After checking the distribution of means with describe()
, the df can be filtered for genres with avgs between 2Q and 3Q values, e.g. 25. A faceted barplot with year for columns shows the influx of movies from different genres each year, displaying a more balanced distribution in the last years.
In order to get more detailed observations and explore global tendencies in geographical representation in movies added to Netflix's library, all countries were grouped by continent. Since this grouping is not included in the database the AWOC library was included and used to incorporate the info to the df.
Once the data was cleaned and properly filtered,the dataset includes observations on 11 variables but the df to analize subsets them down to a df with only the necessary (year_added,country).
To analize distribution per continent, a new df was built by matching awoc info with the netflix dataset.

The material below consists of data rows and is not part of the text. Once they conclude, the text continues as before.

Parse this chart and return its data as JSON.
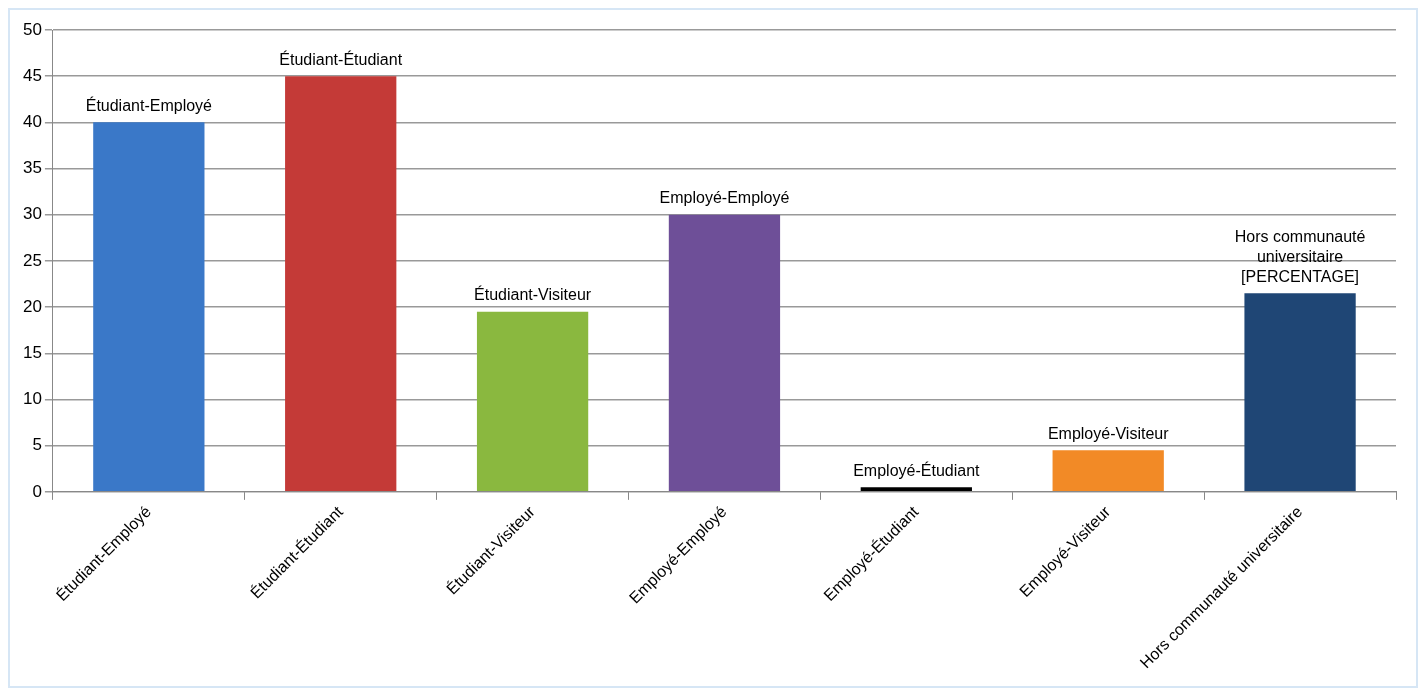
{
  "chart_data": {
    "type": "bar",
    "categories": [
      "Étudiant-Employé",
      "Étudiant-Étudiant",
      "Étudiant-Visiteur",
      "Employé-Employé",
      "Employé-Étudiant",
      "Employé-Visiteur",
      "Hors communauté universitaire"
    ],
    "values": [
      40,
      45,
      19.5,
      30,
      0.5,
      4.5,
      21.5
    ],
    "colors": [
      "#3a78c8",
      "#c43a37",
      "#8ab83f",
      "#6e4f98",
      "#000000",
      "#f28a26",
      "#1f4675"
    ],
    "ylim": [
      0,
      50
    ],
    "yticks": [
      0,
      5,
      10,
      15,
      20,
      25,
      30,
      35,
      40,
      45,
      50
    ],
    "grid": "y",
    "annotations": [
      {
        "text": "Étudiant-Employé",
        "x": "Étudiant-Employé",
        "y": 40
      },
      {
        "text": "Étudiant-Étudiant",
        "x": "Étudiant-Étudiant",
        "y": 45
      },
      {
        "text": "Étudiant-Visiteur",
        "x": "Étudiant-Visiteur",
        "y": 19.5
      },
      {
        "text": "Employé-Employé",
        "x": "Employé-Employé",
        "y": 30
      },
      {
        "text": "Employé-Étudiant",
        "x": "Employé-Étudiant",
        "y": 0.5
      },
      {
        "text": "Employé-Visiteur",
        "x": "Employé-Visiteur",
        "y": 4.5
      },
      {
        "text": "Hors communauté universitaire [PERCENTAGE]",
        "x": "Hors communauté universitaire",
        "y": 21.5
      }
    ]
  }
}
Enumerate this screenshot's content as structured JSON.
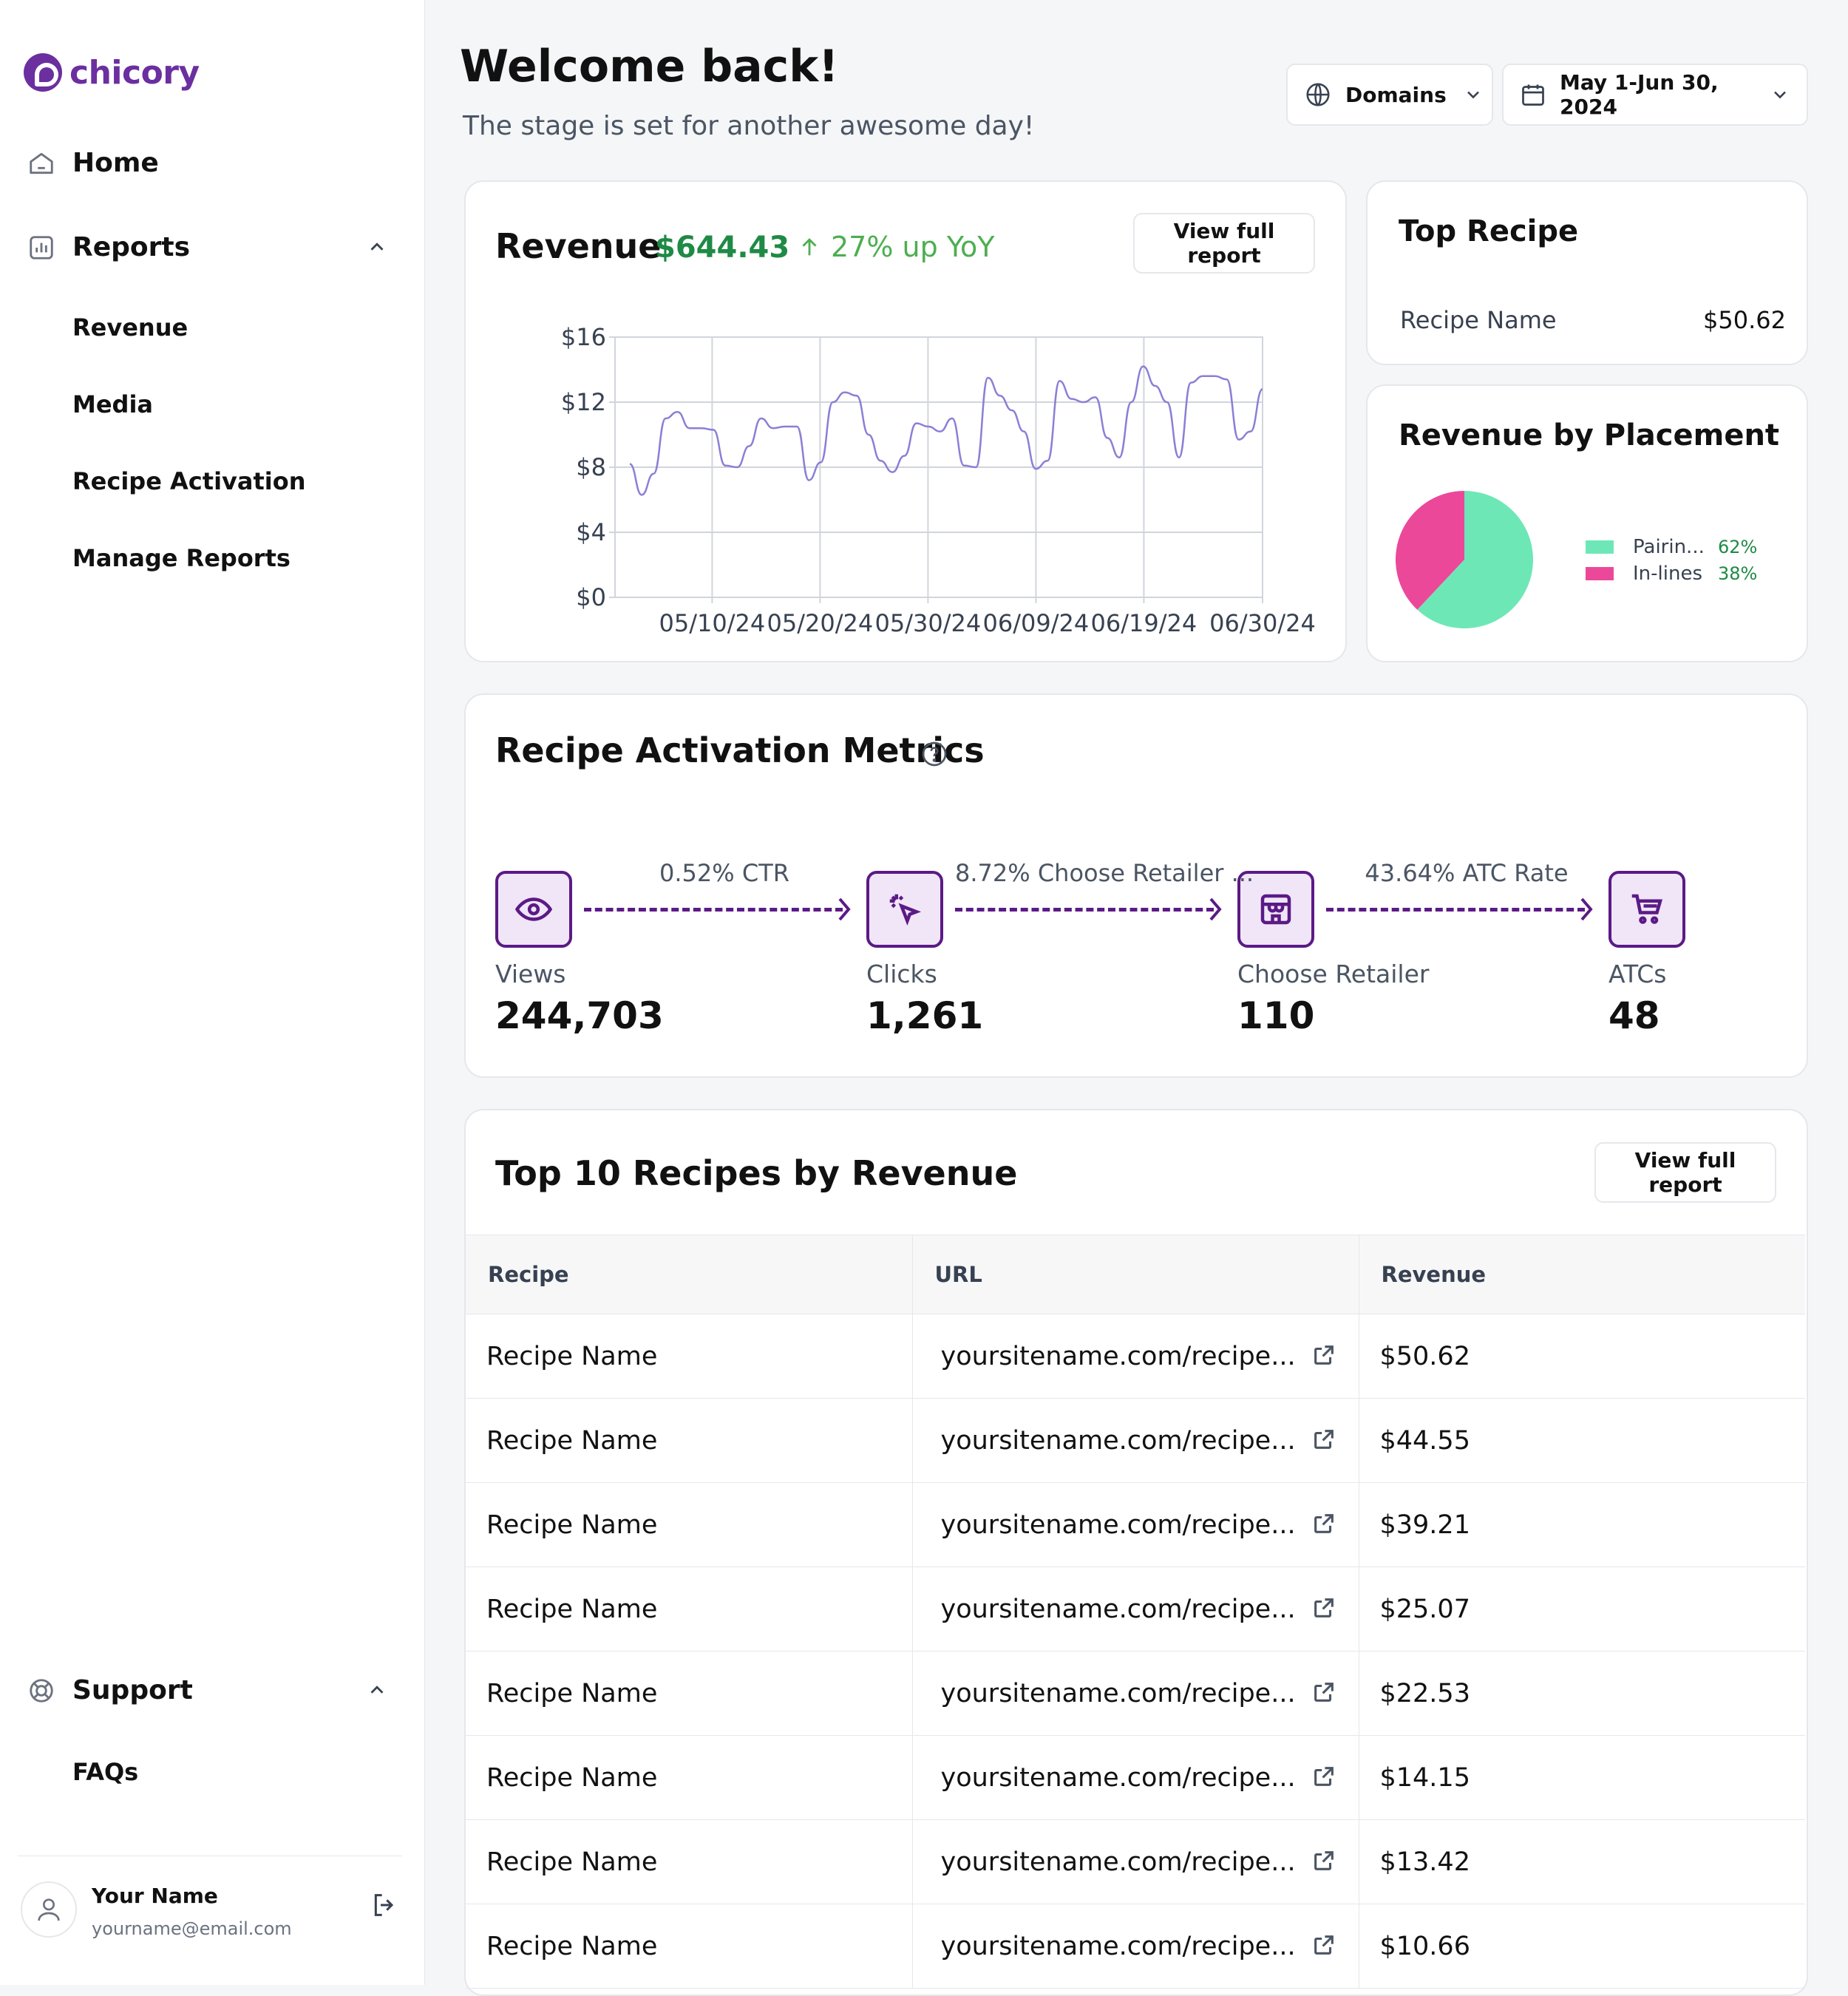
{
  "app": {
    "logo_text": "chicory",
    "brand_color": "#6b2fa0"
  },
  "sidebar": {
    "home_label": "Home",
    "reports_label": "Reports",
    "reports_items": [
      {
        "label": "Revenue"
      },
      {
        "label": "Media"
      },
      {
        "label": "Recipe Activation"
      },
      {
        "label": "Manage Reports"
      }
    ],
    "support_label": "Support",
    "support_items": [
      {
        "label": "FAQs"
      }
    ],
    "user": {
      "name": "Your Name",
      "email": "yourname@email.com"
    }
  },
  "header": {
    "welcome": "Welcome back!",
    "tagline": "The stage is set for another awesome day!",
    "domains_label": "Domains",
    "date_range_label": "May 1-Jun 30, 2024"
  },
  "revenue_card": {
    "title": "Revenue",
    "amount": "$644.43",
    "yoy": "27% up YoY",
    "button_label": "View full report"
  },
  "top_recipe": {
    "title": "Top Recipe",
    "name": "Recipe Name",
    "value": "$50.62"
  },
  "placement": {
    "title": "Revenue by Placement",
    "legend": [
      {
        "label": "Pairin...",
        "pct": "62%",
        "color": "#6ee7b7"
      },
      {
        "label": "In-lines",
        "pct": "38%",
        "color": "#ec4899"
      }
    ]
  },
  "activation": {
    "title": "Recipe Activation Metrics",
    "steps": [
      {
        "label": "Views",
        "value": "244,703",
        "icon": "eye-icon"
      },
      {
        "label": "Clicks",
        "value": "1,261",
        "icon": "cursor-click-icon"
      },
      {
        "label": "Choose Retailer",
        "value": "110",
        "icon": "store-icon"
      },
      {
        "label": "ATCs",
        "value": "48",
        "icon": "cart-icon"
      }
    ],
    "rates": [
      "0.52% CTR",
      "8.72% Choose Retailer ...",
      "43.64% ATC Rate"
    ],
    "accent": "#5b1a86"
  },
  "top10": {
    "title": "Top 10 Recipes by Revenue",
    "button_label": "View full report",
    "columns": [
      "Recipe",
      "URL",
      "Revenue"
    ],
    "rows": [
      {
        "recipe": "Recipe Name",
        "url": "yoursitename.com/recipe...",
        "revenue": "$50.62"
      },
      {
        "recipe": "Recipe Name",
        "url": "yoursitename.com/recipe...",
        "revenue": "$44.55"
      },
      {
        "recipe": "Recipe Name",
        "url": "yoursitename.com/recipe...",
        "revenue": "$39.21"
      },
      {
        "recipe": "Recipe Name",
        "url": "yoursitename.com/recipe...",
        "revenue": "$25.07"
      },
      {
        "recipe": "Recipe Name",
        "url": "yoursitename.com/recipe...",
        "revenue": "$22.53"
      },
      {
        "recipe": "Recipe Name",
        "url": "yoursitename.com/recipe...",
        "revenue": "$14.15"
      },
      {
        "recipe": "Recipe Name",
        "url": "yoursitename.com/recipe...",
        "revenue": "$13.42"
      },
      {
        "recipe": "Recipe Name",
        "url": "yoursitename.com/recipe...",
        "revenue": "$10.66"
      }
    ]
  },
  "chart_data": [
    {
      "type": "line",
      "x_tick_labels": [
        "05/10/24",
        "05/20/24",
        "05/30/24",
        "06/09/24",
        "06/19/24",
        "06/30/24"
      ],
      "y_tick_labels": [
        "$0",
        "$4",
        "$8",
        "$12",
        "$16"
      ],
      "ylim": [
        0,
        16
      ],
      "x_start": "05/01/24",
      "x_end": "06/30/24",
      "grid": true,
      "line_color": "#8b7fd6",
      "series": [
        {
          "values": [
            8.2,
            6.3,
            7.6,
            11.0,
            11.4,
            10.4,
            10.4,
            10.3,
            8.1,
            8.0,
            9.3,
            11.0,
            10.4,
            10.5,
            10.5,
            7.2,
            8.3,
            12.0,
            12.6,
            12.4,
            10.0,
            8.4,
            7.7,
            8.7,
            10.7,
            10.5,
            10.2,
            11.0,
            8.1,
            8.0,
            13.5,
            12.4,
            11.5,
            10.2,
            7.9,
            8.4,
            13.3,
            12.2,
            12.0,
            12.3,
            9.8,
            8.6,
            12.0,
            14.2,
            13.0,
            12.0,
            8.6,
            13.2,
            13.6,
            13.6,
            13.4,
            9.7,
            10.2,
            12.8
          ]
        }
      ]
    },
    {
      "type": "pie",
      "labels": [
        "Pairin...",
        "In-lines"
      ],
      "values": [
        62,
        38
      ],
      "colors": [
        "#6ee7b7",
        "#ec4899"
      ]
    }
  ]
}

A countplot shows that the total number of movies added per contient varies between just and .
Comparing with the corresponding averages per continent, representation seems to shift the order for least represented continents (Oceania and South America) but the divide between these and North America is still wide.To take a closer look at distribution by continent, a boxplot shows that better represented continents not only include movies from a greater number of nationalities but also the individual number of additions per country is greater in most cases.
A boxenplot summarising stats per decade for movies released the past 80 years makes trends in movie duration overtime much clearer.
Boxes decreasing in size for Netflix data of movies released each decade show how values for movie duration are spread out so that starting with the centerline (the median) the firt two boxes contain 50% of the data. The next two extending smaller boxes contain 25% and so on.
For instance, data for movies released between the 40s and 60s seem to be more evenly distributed than the rest such that almost all of the movies duration in these decades varies between the first 2Qs boundaries (repreented by the boxes horizontal edges). However, comparing the IQR for each decade even a first glance it's evident that the overall number of movies in Netflix catalogue which were originally released in those decades is quite small so data from those decades should probably be filtered out from the general data set and individually analysed.